When you trust that things will work out, whether in your life, or your afterlife, or the world that you leave behind, it’s much easier for you to face down fear. To know that your cause is worthy, that your actions are just, that you’re on the right side of the truth. With these on your side you can do things that astonish the rest of us, sitting worried about how we’ll pay the bills and where we’ll ever find the love we desire (but don’t necessarily feel we deserve).

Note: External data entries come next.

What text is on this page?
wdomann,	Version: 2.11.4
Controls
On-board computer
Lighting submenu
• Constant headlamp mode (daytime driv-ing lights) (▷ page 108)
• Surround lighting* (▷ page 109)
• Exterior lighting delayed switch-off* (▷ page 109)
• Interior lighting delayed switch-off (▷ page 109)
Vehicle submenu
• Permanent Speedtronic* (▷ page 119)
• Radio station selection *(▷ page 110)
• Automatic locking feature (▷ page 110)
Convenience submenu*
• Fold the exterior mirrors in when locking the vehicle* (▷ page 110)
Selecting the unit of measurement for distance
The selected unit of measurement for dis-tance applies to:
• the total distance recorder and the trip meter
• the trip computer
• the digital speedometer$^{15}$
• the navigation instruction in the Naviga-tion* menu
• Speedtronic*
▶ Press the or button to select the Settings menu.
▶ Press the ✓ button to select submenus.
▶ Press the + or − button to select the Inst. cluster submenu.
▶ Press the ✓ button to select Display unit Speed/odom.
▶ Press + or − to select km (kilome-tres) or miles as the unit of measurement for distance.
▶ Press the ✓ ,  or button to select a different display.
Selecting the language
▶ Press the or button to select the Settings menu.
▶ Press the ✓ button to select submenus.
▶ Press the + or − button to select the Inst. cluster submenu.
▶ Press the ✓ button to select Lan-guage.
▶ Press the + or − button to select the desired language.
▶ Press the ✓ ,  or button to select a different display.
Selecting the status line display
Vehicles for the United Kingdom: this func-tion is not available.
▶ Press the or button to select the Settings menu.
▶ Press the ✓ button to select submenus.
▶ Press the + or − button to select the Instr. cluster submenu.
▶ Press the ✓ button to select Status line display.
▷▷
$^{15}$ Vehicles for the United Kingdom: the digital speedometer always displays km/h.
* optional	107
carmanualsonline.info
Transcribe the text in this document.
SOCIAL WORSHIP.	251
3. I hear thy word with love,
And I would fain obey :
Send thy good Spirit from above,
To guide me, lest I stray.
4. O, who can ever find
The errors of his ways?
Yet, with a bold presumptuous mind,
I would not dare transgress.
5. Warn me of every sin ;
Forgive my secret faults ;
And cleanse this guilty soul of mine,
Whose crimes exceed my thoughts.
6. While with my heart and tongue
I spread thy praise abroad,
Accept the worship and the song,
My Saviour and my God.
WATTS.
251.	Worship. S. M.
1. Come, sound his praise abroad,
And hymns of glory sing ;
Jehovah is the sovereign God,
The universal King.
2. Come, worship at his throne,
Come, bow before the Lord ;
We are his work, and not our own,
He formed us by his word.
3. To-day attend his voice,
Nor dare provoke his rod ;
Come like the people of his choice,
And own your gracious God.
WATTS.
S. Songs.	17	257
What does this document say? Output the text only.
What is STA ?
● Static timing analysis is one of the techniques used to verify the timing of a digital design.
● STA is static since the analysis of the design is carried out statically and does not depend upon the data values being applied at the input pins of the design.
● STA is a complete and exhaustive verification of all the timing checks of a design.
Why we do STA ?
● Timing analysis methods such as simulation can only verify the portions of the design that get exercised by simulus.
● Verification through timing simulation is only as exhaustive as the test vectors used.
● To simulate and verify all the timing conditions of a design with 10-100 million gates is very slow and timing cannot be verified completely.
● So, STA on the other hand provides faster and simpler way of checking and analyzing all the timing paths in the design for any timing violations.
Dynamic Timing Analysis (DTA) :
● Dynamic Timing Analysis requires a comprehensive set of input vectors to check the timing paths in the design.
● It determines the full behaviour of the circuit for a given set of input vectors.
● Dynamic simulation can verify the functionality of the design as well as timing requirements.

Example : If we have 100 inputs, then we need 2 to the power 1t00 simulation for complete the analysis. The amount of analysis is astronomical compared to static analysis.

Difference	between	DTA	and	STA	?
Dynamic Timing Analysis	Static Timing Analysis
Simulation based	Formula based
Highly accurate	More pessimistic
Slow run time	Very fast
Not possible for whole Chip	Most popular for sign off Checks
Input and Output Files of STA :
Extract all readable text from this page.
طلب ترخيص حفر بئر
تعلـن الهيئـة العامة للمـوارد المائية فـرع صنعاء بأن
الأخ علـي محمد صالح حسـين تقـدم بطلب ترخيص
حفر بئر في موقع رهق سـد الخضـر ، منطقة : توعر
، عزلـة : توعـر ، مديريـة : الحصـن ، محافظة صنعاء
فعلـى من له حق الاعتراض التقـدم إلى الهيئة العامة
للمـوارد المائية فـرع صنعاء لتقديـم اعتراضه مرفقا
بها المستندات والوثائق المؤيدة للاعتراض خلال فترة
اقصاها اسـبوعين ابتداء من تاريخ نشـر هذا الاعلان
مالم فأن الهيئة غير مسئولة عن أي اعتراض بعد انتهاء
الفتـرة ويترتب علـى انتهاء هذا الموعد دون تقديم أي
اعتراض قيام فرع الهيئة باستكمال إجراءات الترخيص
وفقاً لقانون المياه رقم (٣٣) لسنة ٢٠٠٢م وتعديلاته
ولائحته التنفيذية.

Cultivating trust, though, isn’t easy. It’s a scary thing, to take the leap of faith that while this girl will turn down your request for drinks she won’t chastise you for asking. It’s scary to believe that while your boss doesn’t necessarily think you’re ready for a promotion just yet, she really does want to do what’s best for you. It’s sometimes hard to have the strength to believe that threatening-seeming actions of people may be their best attempt to deal with their fear. That your nonviolent resistance will convince the indifferent world of your humanity and right to be treated fairly.

This faith isn’t free, and it has its hazards. But if you’re looking to diminish the fear you feel in your life, starting to cultivate a trust in the things that make you afraid is almost certainly a great place to start. Can’t do that? Trust in something bigger than the thing you’re scared of and don’t yet have the ability to trust.

Think through the fear, feel into into it, make an effort to feel that trust. Offer that thing you’re scared of a bit of trust that it’s not as bad as you fear. Progress is likely to be slow: we make indiscernible amounts of progress in each attempt. But small changes add up, and  eventually you may be able to do the things that scare you without that slightest race of your heart.